璘的喜悦像一朵绽放的花朵,在她看来,没有妈妈,有爷爷也是好的。她期待的征求她的意见。她打量着老人,眉头一皱,然后轻轻的点了点头。
被黄昏染红的城市,微弱的阳光将三个影子拉得很长,一个苍老的老人后面跟着两个稚嫩的孩子,如此的美丽而且凄凉。
她们跟着老人走了很久,进入一条偏僻的巷子。低矮凌乱的平房和布满青苔的墙壁,墙根下是散发着恶臭的垃圾和脏水。肮脏的路面上散发着一阵阵的潮气,蚊虫在她们身边到处乱飞。走在路上,会突然有一只老鼠从她们脚下窜过。
这是不折不扣的民生巷。
巷口修鞋的大伯正在收摊,热情在和老人打招呼。卖馒头的女人正在推着三轮车回家。散发着昏黄灯光的小卖部,几个光着膀子的小男孩在前面徘徊。在巷口处,一个八九岁的男孩紧紧地贴着墙根站着,睁着清澈的眼睛看着她们。

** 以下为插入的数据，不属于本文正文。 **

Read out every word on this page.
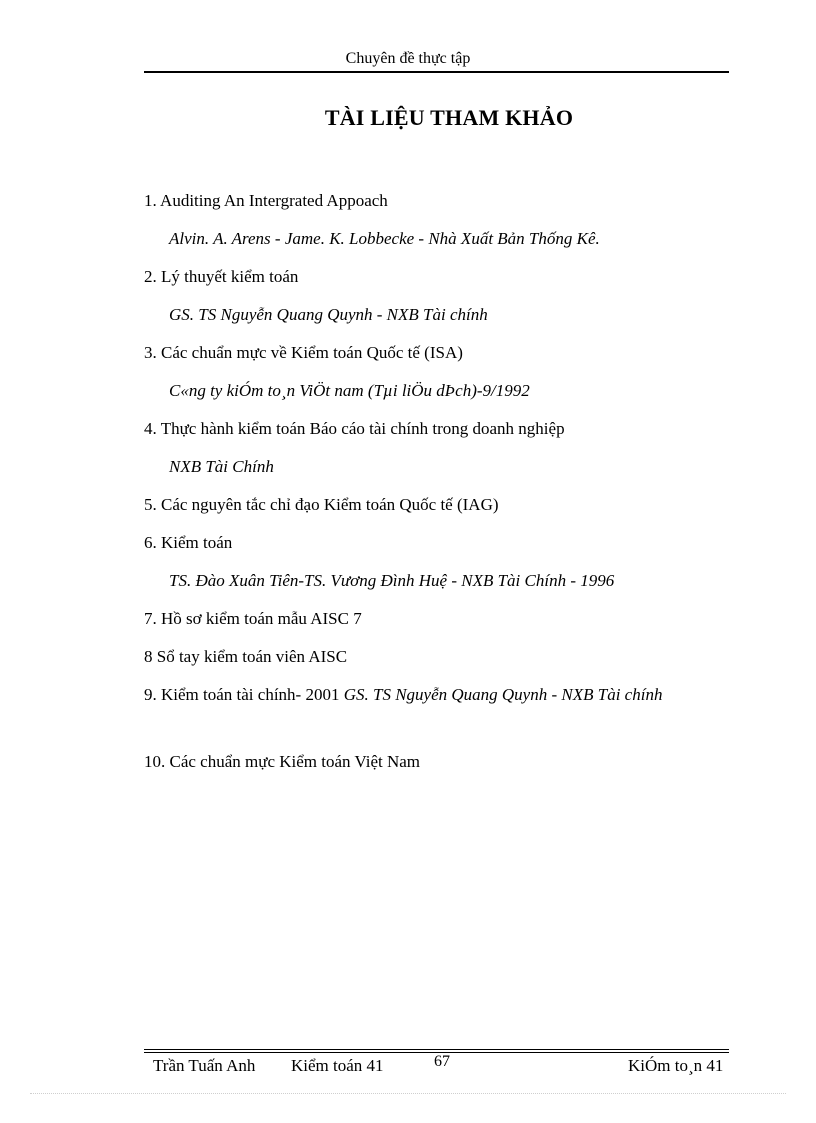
Chuyên đề thực tập
TÀI LIỆU THAM KHẢO
1. Auditing An Intergrated Appoach
Alvin. A. Arens - Jame. K. Lobbecke - Nhà Xuất Bản Thống Kê.
2. Lý thuyết kiểm toán
GS. TS Nguyễn Quang Quynh - NXB Tài chính
3. Các chuẩn mực về Kiểm toán Quốc tế (ISA)
C«ng ty kiÓm to¸n ViÖt nam (Tµi liÖu dÞch)-9/1992
4. Thực hành kiểm toán Báo cáo tài chính trong doanh nghiệp
NXB Tài Chính
5. Các nguyên tắc chỉ đạo Kiểm toán Quốc tế (IAG)
6. Kiểm toán
TS. Đào Xuân Tiên-TS. Vương Đình Huệ - NXB Tài Chính - 1996
7. Hồ sơ kiểm toán mẫu AISC 7
8 Sổ tay kiểm toán viên AISC
9. Kiểm toán tài chính- 2001 GS. TS Nguyễn Quang Quynh - NXB Tài chính
10. Các chuẩn mực Kiểm toán Việt Nam
Trần Tuấn Anh Kiểm toán 41	67	KiÓm to¸n 41
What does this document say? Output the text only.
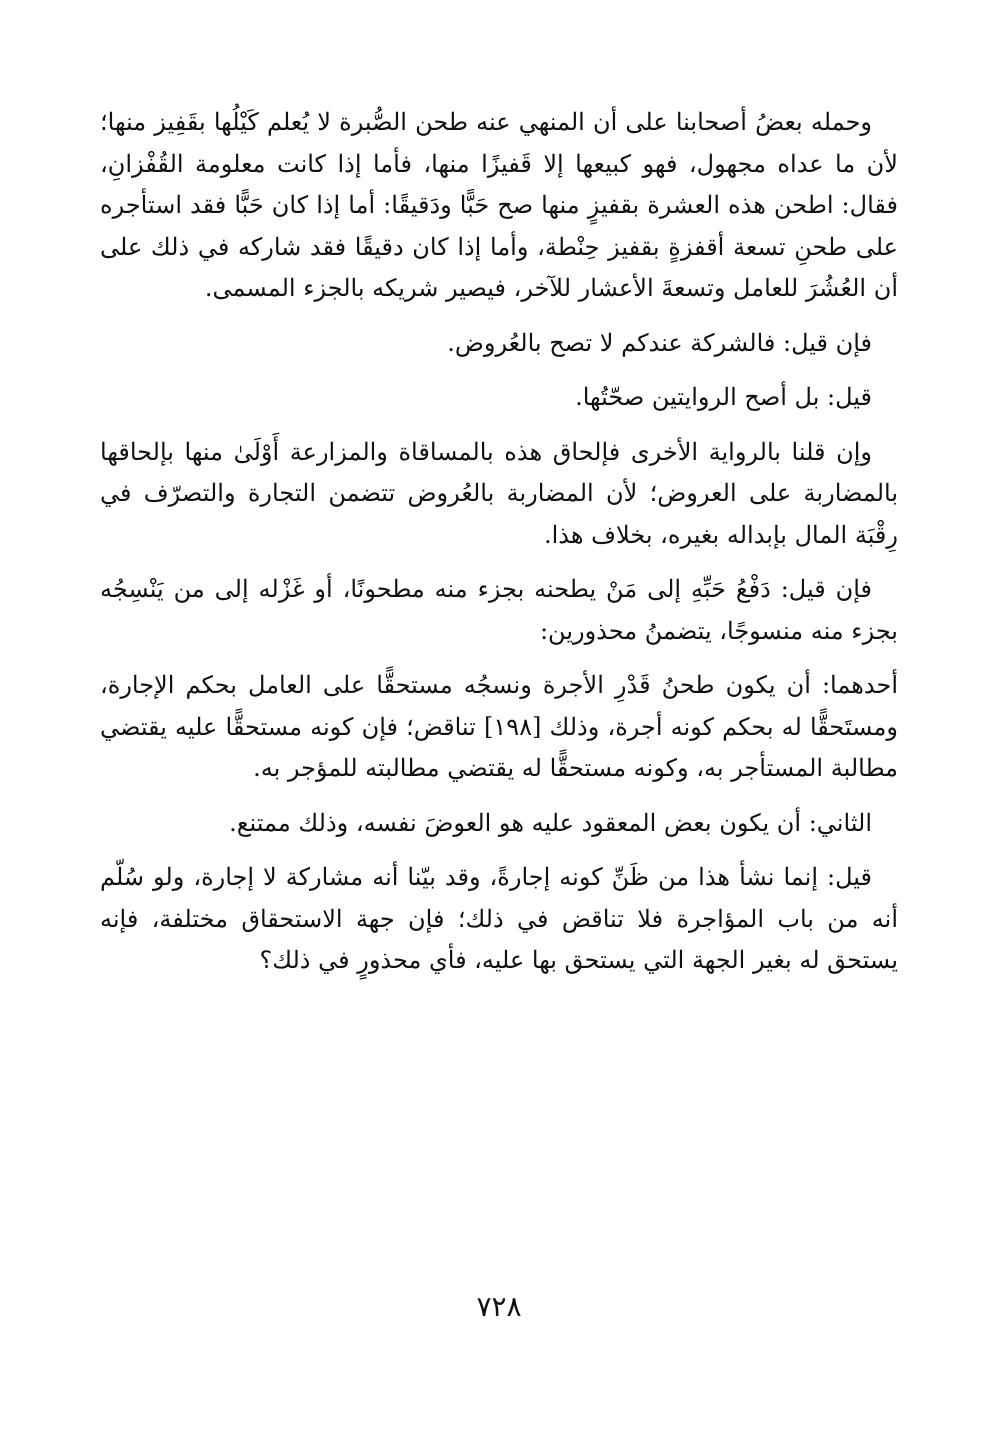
وحمله بعضُ أصحابنا على أن المنهي عنه طحن الصُّبرة لا يُعلم كَيْلُها بقَفِيز منها؛ لأن ما عداه مجهول، فهو كبيعها إلا قَفيزًا منها، فأما إذا كانت معلومة القُفْزانِ، فقال: اطحن هذه العشرة بقفيزٍ منها صح حَبًّا ودَقيقًا: أما إذا كان حَبًّا فقد استأجره على طحنِ تسعة أقفزةٍ بقفيز حِنْطة، وأما إذا كان دقيقًا فقد شاركه في ذلك على أن العُشُرَ للعامل وتسعةَ الأعشار للآخر، فيصير شريكه بالجزء المسمى.

فإن قيل: فالشركة عندكم لا تصح بالعُروض.

قيل: بل أصح الروايتين صحّتُها.

وإن قلنا بالرواية الأخرى فإلحاق هذه بالمساقاة والمزارعة أَوْلَىٰ منها بإلحاقها بالمضاربة على العروض؛ لأن المضاربة بالعُروض تتضمن التجارة والتصرّف في رِقْبَة المال بإبداله بغيره، بخلاف هذا.

فإن قيل: دَفْعُ حَبِّهِ إلى مَنْ يطحنه بجزء منه مطحونًا، أو غَزْله إلى من يَنْسِجُه بجزء منه منسوجًا، يتضمنُ محذورين:

أحدهما: أن يكون طحنُ قَدْرِ الأجرة ونسجُه مستحقًّا على العامل بحكم الإجارة، ومستَحقًّا له بحكم كونه أجرة، وذلك [١٩٨] تناقض؛ فإن كونه مستحقًّا عليه يقتضي مطالبة المستأجر به، وكونه مستحقًّا له يقتضي مطالبته للمؤجر به.

الثاني: أن يكون بعض المعقود عليه هو العوضَ نفسه، وذلك ممتنع.

قيل: إنما نشأ هذا من ظَنِّ كونه إجارةً، وقد بيّنا أنه مشاركة لا إجارة، ولو سُلّم أنه من باب المؤاجرة فلا تناقض في ذلك؛ فإن جهة الاستحقاق مختلفة، فإنه يستحق له بغير الجهة التي يستحق بها عليه، فأي محذورٍ في ذلك؟

٧٢٨
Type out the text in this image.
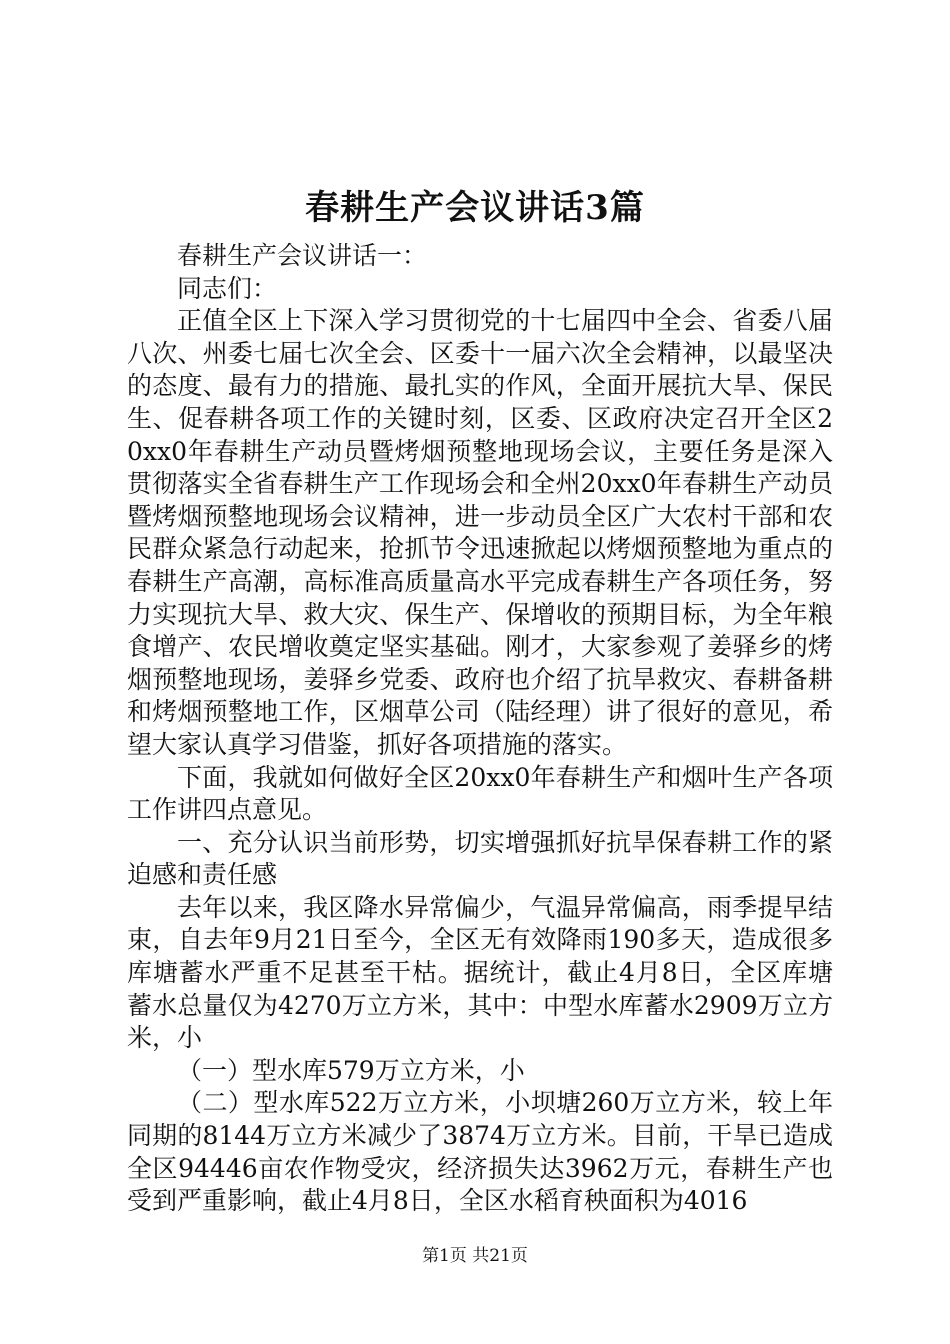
春耕生产会议讲话3篇

春耕生产会议讲话一：

同志们：

正值全区上下深入学习贯彻党的十七届四中全会、省委八届八次、州委七届七次全会、区委十一届六次全会精神，以最坚决的态度、最有力的措施、最扎实的作风，全面开展抗大旱、保民生、促春耕各项工作的关键时刻，区委、区政府决定召开全区20xx0年春耕生产动员暨烤烟预整地现场会议，主要任务是深入贯彻落实全省春耕生产工作现场会和全州20xx0年春耕生产动员暨烤烟预整地现场会议精神，进一步动员全区广大农村干部和农民群众紧急行动起来，抢抓节令迅速掀起以烤烟预整地为重点的春耕生产高潮，高标准高质量高水平完成春耕生产各项任务，努力实现抗大旱、救大灾、保生产、保增收的预期目标，为全年粮食增产、农民增收奠定坚实基础。刚才，大家参观了姜驿乡的烤烟预整地现场，姜驿乡党委、政府也介绍了抗旱救灾、春耕备耕和烤烟预整地工作，区烟草公司（陆经理）讲了很好的意见，希望大家认真学习借鉴，抓好各项措施的落实。

下面，我就如何做好全区20xx0年春耕生产和烟叶生产各项工作讲四点意见。

一、充分认识当前形势，切实增强抓好抗旱保春耕工作的紧迫感和责任感

去年以来，我区降水异常偏少，气温异常偏高，雨季提早结束，自去年9月21日至今，全区无有效降雨190多天，造成很多库塘蓄水严重不足甚至干枯。据统计，截止4月8日，全区库塘蓄水总量仅为4270万立方米，其中：中型水库蓄水2909万立方米，小

（一）型水库579万立方米，小

（二）型水库522万立方米，小坝塘260万立方米，较上年同期的8144万立方米减少了3874万立方米。目前，干旱已造成全区94446亩农作物受灾，经济损失达3962万元，春耕生产也受到严重影响，截止4月8日，全区水稻育秧面积为4016

第1页 共21页
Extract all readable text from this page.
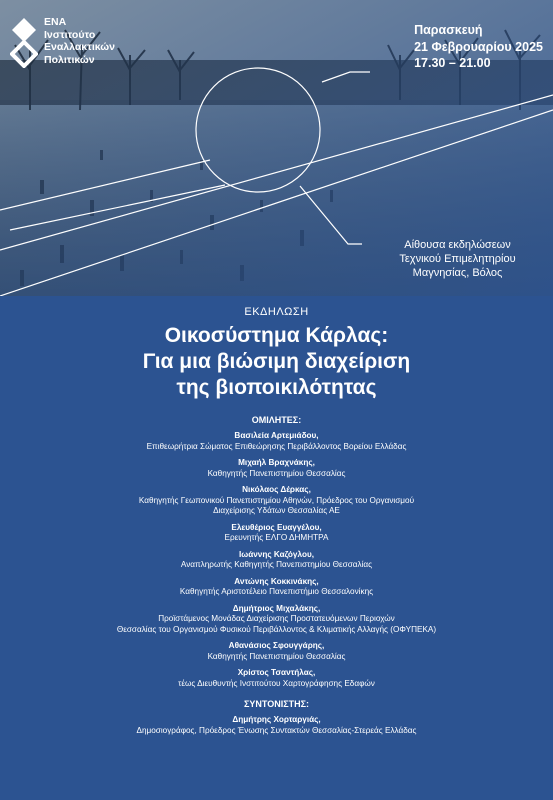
ΕΝΑ
Ινστιτούτο
Εναλλακτικών
Πολιτικών
Παρασκευή
21 Φεβρουαρίου 2025
17.30 – 21.00
Αίθουσα εκδηλώσεων
Τεχνικού Επιμελητηρίου
Μαγνησίας, Βόλος
ΕΚΔΗΛΩΣΗ
Οικοσύστημα Κάρλας:
Για μια βιώσιμη διαχείριση
της βιοποικιλότητας
ΟΜΙΛΗΤΕΣ:
Βασιλεία Αρτεμιάδου,
Επιθεωρήτρια Σώματος Επιθεώρησης Περιβάλλοντος Βορείου Ελλάδας
Μιχαήλ Βραχνάκης,
Καθηγητής Πανεπιστημίου Θεσσαλίας
Νικόλαος Δέρκας,
Καθηγητής Γεωπονικού Πανεπιστημίου Αθηνών, Πρόεδρος του Οργανισμού
Διαχείρισης Υδάτων Θεσσαλίας ΑΕ
Ελευθέριος Ευαγγέλου,
Ερευνητής ΕΛΓΟ ΔΗΜΗΤΡΑ
Ιωάννης Καζόγλου,
Αναπληρωτής Καθηγητής Πανεπιστημίου Θεσσαλίας
Αντώνης Κοκκινάκης,
Καθηγητής Αριστοτέλειο Πανεπιστήμιο Θεσσαλονίκης
Δημήτριος Μιχαλάκης,
Προϊστάμενος Μονάδας Διαχείρισης Προστατευόμενων Περιοχών
Θεσσαλίας του Οργανισμού Φυσικού Περιβάλλοντος & Κλιματικής Αλλαγής (ΟΦΥΠΕΚΑ)
Αθανάσιος Σφουγγάρης,
Καθηγητής Πανεπιστημίου Θεσσαλίας
Χρίστος Τσαντήλας,
τέως Διευθυντής Ινστιτούτου Χαρτογράφησης Εδαφών
ΣΥΝΤΟΝΙΣΤΗΣ:
Δημήτρης Χορταργιάς,
Δημοσιογράφος, Πρόεδρος Ένωσης Συντακτών Θεσσαλίας-Στερεάς Ελλάδας
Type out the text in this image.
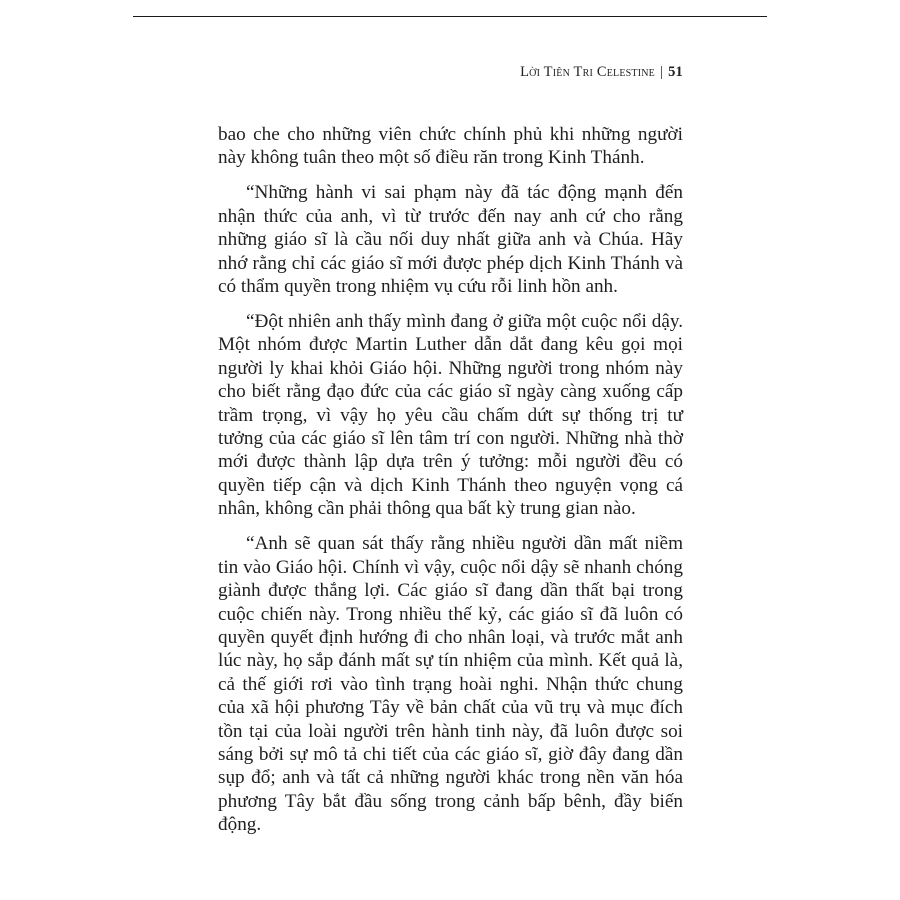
Lời Tiên Tri Celestine | 51

bao che cho những viên chức chính phủ khi những người này không tuân theo một số điều răn trong Kinh Thánh.

“Những hành vi sai phạm này đã tác động mạnh đến nhận thức của anh, vì từ trước đến nay anh cứ cho rằng những giáo sĩ là cầu nối duy nhất giữa anh và Chúa. Hãy nhớ rằng chỉ các giáo sĩ mới được phép dịch Kinh Thánh và có thẩm quyền trong nhiệm vụ cứu rỗi linh hồn anh.

“Đột nhiên anh thấy mình đang ở giữa một cuộc nổi dậy. Một nhóm được Martin Luther dẫn dắt đang kêu gọi mọi người ly khai khỏi Giáo hội. Những người trong nhóm này cho biết rằng đạo đức của các giáo sĩ ngày càng xuống cấp trầm trọng, vì vậy họ yêu cầu chấm dứt sự thống trị tư tưởng của các giáo sĩ lên tâm trí con người. Những nhà thờ mới được thành lập dựa trên ý tưởng: mỗi người đều có quyền tiếp cận và dịch Kinh Thánh theo nguyện vọng cá nhân, không cần phải thông qua bất kỳ trung gian nào.

“Anh sẽ quan sát thấy rằng nhiều người dần mất niềm tin vào Giáo hội. Chính vì vậy, cuộc nổi dậy sẽ nhanh chóng giành được thắng lợi. Các giáo sĩ đang dần thất bại trong cuộc chiến này. Trong nhiều thế kỷ, các giáo sĩ đã luôn có quyền quyết định hướng đi cho nhân loại, và trước mắt anh lúc này, họ sắp đánh mất sự tín nhiệm của mình. Kết quả là, cả thế giới rơi vào tình trạng hoài nghi. Nhận thức chung của xã hội phương Tây về bản chất của vũ trụ và mục đích tồn tại của loài người trên hành tinh này, đã luôn được soi sáng bởi sự mô tả chi tiết của các giáo sĩ, giờ đây đang dần sụp đổ; anh và tất cả những người khác trong nền văn hóa phương Tây bắt đầu sống trong cảnh bấp bênh, đầy biến động.
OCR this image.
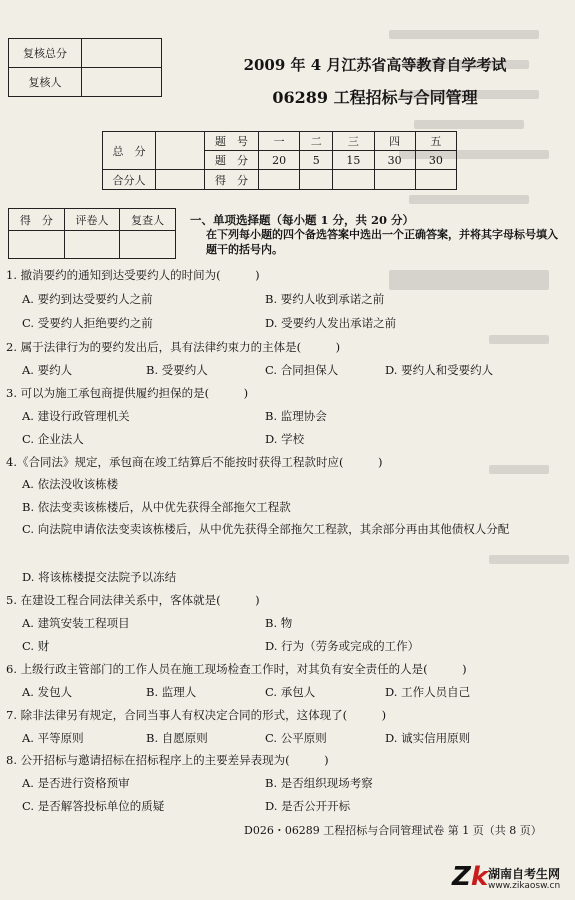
复核总分	
复核人	
2009 年 4 月江苏省高等教育自学考试
06289 工程招标与合同管理
总　分		题　号	一	二	三	四	五
		题　分	20	5	15	30	30
合分人		得　分					
得　分	评卷人	复查人
		一、单项选择题（每小题 1 分，共 20 分）
在下列每小题的四个备选答案中选出一个正确答案，并将其字母标号填入题干的括号内。
1. 撤消要约的通知到达受要约人的时间为(　　　)
A. 要约到达受要约人之前	B. 要约人收到承诺之前
C. 受要约人拒绝要约之前	D. 受要约人发出承诺之前
2. 属于法律行为的要约发出后，具有法律约束力的主体是(　　　)
A. 要约人	B. 受要约人	C. 合同担保人	D. 要约人和受要约人
3. 可以为施工承包商提供履约担保的是(　　　)
A. 建设行政管理机关	B. 监理协会
C. 企业法人	D. 学校
4.《合同法》规定，承包商在竣工结算后不能按时获得工程款时应(　　　)
A. 依法没收该栋楼
B. 依法变卖该栋楼后，从中优先获得全部拖欠工程款
C. 向法院申请依法变卖该栋楼后，从中优先获得全部拖欠工程款，其余部分再由其他债权人分配
D. 将该栋楼提交法院予以冻结
5. 在建设工程合同法律关系中，客体就是(　　　)
A. 建筑安装工程项目	B. 物
C. 财	D. 行为（劳务或完成的工作）
6. 上级行政主管部门的工作人员在施工现场检查工作时，对其负有安全责任的人是(　　　)
A. 发包人	B. 监理人	C. 承包人	D. 工作人员自己
7. 除非法律另有规定，合同当事人有权决定合同的形式，这体现了(　　　)
A. 平等原则	B. 自愿原则	C. 公平原则	D. 诚实信用原则
8. 公开招标与邀请招标在招标程序上的主要差异表现为(　　　)
A. 是否进行资格预审	B. 是否组织现场考察
C. 是否解答投标单位的质疑	D. 是否公开开标
D026・06289 工程招标与合同管理试卷 第 1 页（共 8 页）
Zk 湖南自考生网
www.zikaosw.cn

她听到从一间昏暗的平房里传出一个操着方言的女人的叫喊声:“流云……回来吃饭!”
男孩大声地应了一声,一步一回头的跑回家。
拐过弯弯曲曲的巷子,遇到一个打扮时尚的女人,领口露出半个胸,白花花的令人看了脸都发烫。裙子刚刚盖住了屁股,露出诱人的大腿。她一头柔软的卷发,眼睛大而明亮,妆化的万紫千红,浑身散发着劣质香水的香气。她放荡的笑着,嗲声嗲气说:“大爷您回来了,帮我算算有没有桃花运啊。”
老人笑笑,没有说话。
女人继续说:“哎呦,哪找来两个这么漂亮的小姑娘,啧啧,张大可不得了啊。”
巷口传来一个年轻女人不耐烦的声音:“米娜!你快点行不行!!!每次就你最慢,一会芬姐又要骂人啦!!!”
女人喜欢的摸摸璘的脸蛋,扭动着腰肢走了。
璘羡慕的看着女人消失于夜色的身影,对她说:“纯,那个阿姨可真香!”
巷子的末端,水龙头在滴滴的的流水,一座斑驳的墙壁阻隔了外面的繁华与这里的落魄。
她们进了一间低矮的棚子,里面是一张破烂的床铺和一个已经发灰的蚊帐。旁边摆了一张破旧的桌子,上面摆着一些瓶瓶罐罐和一个缺口的盘子,被盖着一块布。屋里闷热难忍,像一个蒸笼。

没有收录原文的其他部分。